Bug 579336 - Max Size and time
Summary: Max Size and time
Status: RESOLVED FIXED
Alias: None
Product: MAT
Classification: Tools
Component: Core (show other bugs)
Version: 1.12   Edit
Hardware: PC Linux
: P3 normal (vote)
Target Milestone: 1.14.0   Edit
Assignee: Andrew Johnson CLA
QA Contact:
URL:
Whiteboard:
Keywords: performance
Depends on:
Blocks:
 
Reported: 2022-03-20 01:25 EDT by Svarnim Agarwal CLA
Modified: 2023-02-03 12:25 EST (History)
0 users

See Also:


Attachments

Note You need to log in before you can comment on or make changes to this bug.
Description Svarnim Agarwal CLA 2022-03-20 01:25:40 EDT
Hey,

Wanted to know if there is a max size to a file that can be processed by MAT?
How long should it take, approximately, for a 10GB hprof file? 
Is there a way to utilize multi-threading? 
What should the heapdump value be in MemoryAnalyzer.ini for a hprof of 10GB and also is there any minimum amount of RAM and CPU that would be required for the same?
Comment 1 Andrew Johnson CLA 2022-03-21 14:15:23 EDT
Have you read https://help.eclipse.org/latest/topic/org.eclipse.mat.ui.help/tasks/configure_mat.html?cp=56_3_16 ?
MAT has handled 70GB HPROF files.
I don't know how long for a 10GB file, but it might be tens of minutes to possibly an hour or two.
The parsing does utilize multi-threading automatically.
The required JVM heap size depending more on the number of objects rather than the HPROF size and the help article gives some ways of 
estimating how much heap is required. You don't want to be swapping, so need a bit more RAM than the heap size that MAT is using
(not the heap size of the JVM that created the HPROF).
There is not a minimum CPU, but obviously the slower the CPU or the fewer the cores the longer it will take. MAT doesn't have a timeout on parsing,
so should eventually complete though.
Comment 2 Svarnim Agarwal CLA 2022-03-22 12:13:46 EDT
So I have been running multiple test scenarios where I am anonymizing a huge hprof of 10GB, and in this case, the code starts anonymizing based on a log statement that I print. But I don't see it finish even after 3-4 hours. The MAT process is killed in the background after some time and I don't know why. I don't see any exceptions or errors.  Is there a way to know if the anonymization is going on instead of assuming it is? 

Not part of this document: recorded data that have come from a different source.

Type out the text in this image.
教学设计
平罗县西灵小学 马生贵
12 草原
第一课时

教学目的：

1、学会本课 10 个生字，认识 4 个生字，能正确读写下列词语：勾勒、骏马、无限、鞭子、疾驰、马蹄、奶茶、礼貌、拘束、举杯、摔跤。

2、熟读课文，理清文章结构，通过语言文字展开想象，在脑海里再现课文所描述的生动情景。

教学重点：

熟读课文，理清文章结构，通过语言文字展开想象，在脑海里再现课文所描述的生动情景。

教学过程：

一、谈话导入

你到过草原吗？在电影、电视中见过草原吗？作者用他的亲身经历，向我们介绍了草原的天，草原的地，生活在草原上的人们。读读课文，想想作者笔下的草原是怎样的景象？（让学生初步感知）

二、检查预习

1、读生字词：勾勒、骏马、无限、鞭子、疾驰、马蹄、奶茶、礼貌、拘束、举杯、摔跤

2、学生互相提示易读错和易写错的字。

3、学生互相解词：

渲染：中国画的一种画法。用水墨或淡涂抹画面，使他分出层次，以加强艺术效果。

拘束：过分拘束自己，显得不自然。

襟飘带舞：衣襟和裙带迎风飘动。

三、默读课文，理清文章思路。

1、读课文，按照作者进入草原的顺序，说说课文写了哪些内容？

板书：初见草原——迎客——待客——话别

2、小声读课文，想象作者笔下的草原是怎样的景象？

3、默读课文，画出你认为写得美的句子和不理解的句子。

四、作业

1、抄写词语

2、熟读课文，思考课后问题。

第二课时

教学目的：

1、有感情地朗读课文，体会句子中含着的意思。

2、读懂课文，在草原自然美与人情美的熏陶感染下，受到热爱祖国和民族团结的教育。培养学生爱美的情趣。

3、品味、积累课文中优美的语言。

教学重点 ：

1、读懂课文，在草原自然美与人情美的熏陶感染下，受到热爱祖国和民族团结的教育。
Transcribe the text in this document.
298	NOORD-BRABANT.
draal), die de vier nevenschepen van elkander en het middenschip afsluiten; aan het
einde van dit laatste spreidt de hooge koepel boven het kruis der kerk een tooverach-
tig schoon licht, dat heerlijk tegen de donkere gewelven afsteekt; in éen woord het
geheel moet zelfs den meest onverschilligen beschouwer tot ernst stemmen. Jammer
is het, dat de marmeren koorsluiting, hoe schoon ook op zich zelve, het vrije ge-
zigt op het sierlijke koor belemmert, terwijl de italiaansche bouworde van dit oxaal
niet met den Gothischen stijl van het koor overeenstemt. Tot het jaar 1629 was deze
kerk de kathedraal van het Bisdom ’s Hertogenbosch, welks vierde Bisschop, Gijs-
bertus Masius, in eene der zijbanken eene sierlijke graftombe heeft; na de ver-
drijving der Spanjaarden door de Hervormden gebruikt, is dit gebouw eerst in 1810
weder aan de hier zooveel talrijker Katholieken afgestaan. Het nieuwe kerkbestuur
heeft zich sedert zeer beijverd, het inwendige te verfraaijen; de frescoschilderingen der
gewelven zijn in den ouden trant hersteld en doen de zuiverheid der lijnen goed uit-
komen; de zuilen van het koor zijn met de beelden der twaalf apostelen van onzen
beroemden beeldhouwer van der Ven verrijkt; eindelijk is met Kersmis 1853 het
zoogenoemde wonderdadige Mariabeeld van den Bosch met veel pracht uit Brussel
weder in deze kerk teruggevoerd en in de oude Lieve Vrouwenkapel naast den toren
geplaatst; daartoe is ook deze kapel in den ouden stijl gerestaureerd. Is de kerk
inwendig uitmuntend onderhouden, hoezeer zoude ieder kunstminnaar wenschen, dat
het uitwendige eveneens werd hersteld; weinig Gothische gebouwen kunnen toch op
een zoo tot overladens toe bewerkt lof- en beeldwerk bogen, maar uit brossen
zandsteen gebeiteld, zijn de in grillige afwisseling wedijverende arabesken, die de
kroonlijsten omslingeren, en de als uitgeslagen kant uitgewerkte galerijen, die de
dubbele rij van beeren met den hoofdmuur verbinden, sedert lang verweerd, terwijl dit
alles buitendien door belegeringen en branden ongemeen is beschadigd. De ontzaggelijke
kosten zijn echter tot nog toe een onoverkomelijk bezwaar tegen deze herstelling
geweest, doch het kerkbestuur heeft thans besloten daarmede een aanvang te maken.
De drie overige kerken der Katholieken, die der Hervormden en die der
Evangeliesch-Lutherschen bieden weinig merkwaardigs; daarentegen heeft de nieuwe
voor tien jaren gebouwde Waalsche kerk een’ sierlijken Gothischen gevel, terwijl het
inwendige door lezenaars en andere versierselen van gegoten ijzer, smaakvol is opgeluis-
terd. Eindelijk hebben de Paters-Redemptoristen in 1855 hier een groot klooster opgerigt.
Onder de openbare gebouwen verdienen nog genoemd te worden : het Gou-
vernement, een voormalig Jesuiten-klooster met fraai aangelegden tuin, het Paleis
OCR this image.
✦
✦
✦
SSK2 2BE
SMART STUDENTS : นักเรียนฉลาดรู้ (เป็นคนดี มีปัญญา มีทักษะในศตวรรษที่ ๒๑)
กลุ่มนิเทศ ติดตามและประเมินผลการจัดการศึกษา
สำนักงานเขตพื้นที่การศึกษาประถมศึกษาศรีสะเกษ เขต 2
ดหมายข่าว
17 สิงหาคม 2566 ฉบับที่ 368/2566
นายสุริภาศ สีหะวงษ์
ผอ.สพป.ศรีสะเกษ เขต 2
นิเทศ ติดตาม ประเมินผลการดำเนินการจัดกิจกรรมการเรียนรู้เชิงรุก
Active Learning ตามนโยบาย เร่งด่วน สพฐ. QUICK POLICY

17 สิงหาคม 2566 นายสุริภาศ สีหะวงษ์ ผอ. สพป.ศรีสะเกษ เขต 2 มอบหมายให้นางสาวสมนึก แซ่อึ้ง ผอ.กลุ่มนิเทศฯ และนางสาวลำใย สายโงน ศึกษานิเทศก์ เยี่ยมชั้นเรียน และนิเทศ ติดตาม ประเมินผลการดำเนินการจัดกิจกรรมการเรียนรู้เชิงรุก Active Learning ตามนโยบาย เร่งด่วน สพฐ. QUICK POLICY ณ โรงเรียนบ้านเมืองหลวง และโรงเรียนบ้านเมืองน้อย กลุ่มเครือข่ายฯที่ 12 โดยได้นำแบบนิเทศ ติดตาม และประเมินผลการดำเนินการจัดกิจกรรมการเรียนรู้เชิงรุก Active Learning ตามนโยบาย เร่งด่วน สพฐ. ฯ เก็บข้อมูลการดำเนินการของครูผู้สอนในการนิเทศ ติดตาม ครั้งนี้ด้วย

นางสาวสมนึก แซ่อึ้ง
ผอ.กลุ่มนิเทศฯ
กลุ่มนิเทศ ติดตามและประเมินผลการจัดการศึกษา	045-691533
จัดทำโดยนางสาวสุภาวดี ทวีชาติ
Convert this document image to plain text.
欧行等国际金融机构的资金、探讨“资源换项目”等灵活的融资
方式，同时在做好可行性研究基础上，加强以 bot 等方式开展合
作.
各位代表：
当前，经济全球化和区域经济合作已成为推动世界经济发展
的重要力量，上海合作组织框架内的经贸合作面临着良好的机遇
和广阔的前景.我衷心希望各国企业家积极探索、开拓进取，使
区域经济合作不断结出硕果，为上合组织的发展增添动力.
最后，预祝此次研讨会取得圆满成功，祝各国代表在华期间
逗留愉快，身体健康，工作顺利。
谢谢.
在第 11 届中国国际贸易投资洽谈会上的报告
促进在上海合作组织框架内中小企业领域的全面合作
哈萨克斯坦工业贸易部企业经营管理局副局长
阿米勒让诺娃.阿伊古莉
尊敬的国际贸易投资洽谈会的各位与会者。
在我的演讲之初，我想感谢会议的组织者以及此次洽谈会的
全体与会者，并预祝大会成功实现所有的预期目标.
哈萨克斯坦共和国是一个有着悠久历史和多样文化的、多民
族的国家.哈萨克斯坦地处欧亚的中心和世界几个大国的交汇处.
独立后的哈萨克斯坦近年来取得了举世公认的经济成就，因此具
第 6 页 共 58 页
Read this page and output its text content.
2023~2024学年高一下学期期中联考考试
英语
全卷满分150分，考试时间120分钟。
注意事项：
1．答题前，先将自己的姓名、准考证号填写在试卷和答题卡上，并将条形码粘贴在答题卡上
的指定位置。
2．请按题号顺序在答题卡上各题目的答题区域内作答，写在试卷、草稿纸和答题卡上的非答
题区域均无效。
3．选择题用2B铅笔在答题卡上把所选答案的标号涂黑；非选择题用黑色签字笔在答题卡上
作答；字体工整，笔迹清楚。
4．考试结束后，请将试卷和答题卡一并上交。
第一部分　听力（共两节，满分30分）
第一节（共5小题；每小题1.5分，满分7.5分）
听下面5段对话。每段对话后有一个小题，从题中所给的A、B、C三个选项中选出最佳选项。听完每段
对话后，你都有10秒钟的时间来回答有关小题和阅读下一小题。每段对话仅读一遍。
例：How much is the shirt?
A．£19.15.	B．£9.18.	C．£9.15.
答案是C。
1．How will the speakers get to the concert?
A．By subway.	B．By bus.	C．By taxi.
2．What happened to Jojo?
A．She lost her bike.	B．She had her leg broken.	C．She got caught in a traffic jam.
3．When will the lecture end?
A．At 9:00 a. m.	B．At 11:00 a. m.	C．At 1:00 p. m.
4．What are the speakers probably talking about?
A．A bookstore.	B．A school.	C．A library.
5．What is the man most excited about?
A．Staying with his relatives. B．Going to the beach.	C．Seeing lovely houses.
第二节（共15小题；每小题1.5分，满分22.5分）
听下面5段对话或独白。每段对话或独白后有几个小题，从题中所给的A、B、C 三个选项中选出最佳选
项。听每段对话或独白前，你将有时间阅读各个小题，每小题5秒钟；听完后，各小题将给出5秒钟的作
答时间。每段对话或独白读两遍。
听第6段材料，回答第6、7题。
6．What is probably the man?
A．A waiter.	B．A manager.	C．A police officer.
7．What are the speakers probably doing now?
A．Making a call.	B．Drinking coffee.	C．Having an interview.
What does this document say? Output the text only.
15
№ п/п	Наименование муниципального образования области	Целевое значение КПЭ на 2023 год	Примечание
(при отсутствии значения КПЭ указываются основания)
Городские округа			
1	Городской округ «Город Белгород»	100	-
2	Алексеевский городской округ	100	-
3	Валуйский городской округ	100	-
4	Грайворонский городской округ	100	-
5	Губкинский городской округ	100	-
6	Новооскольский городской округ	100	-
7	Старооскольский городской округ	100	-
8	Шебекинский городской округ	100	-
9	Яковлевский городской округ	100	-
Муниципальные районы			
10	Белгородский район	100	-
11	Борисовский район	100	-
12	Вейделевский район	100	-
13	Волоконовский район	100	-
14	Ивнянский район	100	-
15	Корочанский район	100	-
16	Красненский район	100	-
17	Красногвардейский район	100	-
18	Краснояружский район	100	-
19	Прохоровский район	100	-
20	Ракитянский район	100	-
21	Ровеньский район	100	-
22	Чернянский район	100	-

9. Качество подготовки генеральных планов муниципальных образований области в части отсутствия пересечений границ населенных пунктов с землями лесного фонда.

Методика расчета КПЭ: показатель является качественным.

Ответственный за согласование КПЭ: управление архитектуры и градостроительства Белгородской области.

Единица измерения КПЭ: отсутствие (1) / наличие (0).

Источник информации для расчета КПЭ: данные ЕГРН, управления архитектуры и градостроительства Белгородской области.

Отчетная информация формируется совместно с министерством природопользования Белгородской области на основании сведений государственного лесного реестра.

One more question is, I have a hprof file of size 8.5GB and I opened it using the MAT executable file, and it shows in the overview that the size is 171.2 MB. I am not sure if that's correct and just wanted to understand what this size refers to.
Comment 3 Andrew Johnson CLA 2022-03-22 13:00:04 EDT
So, is the problem that the initial parse completes in a reasonable time, but the export snapshot does not?
The size in the overview is the size of the reachable objects in the heap - the unreachable objects histogram will show you the size of the objects which could be discarded at the next GC cycle.

The export snapshot query builds a new HPROF file in segments, so you should see that file grow in length. If you reduce the segsize then
you might be able to track progress more easily.
Comment 4 Svarnim Agarwal CLA 2022-03-25 04:03:01 EDT
I usually don't see any logs... are there any flags I can set to see any information? like which step it is in and so on.

When I run it for a smaller hprof I do see:
Parsing, Scanning, Writing, Dominator Tree calculation, Prepare Classes, Prepare GC roots, etc. 
But for a big file, I don't see anything. 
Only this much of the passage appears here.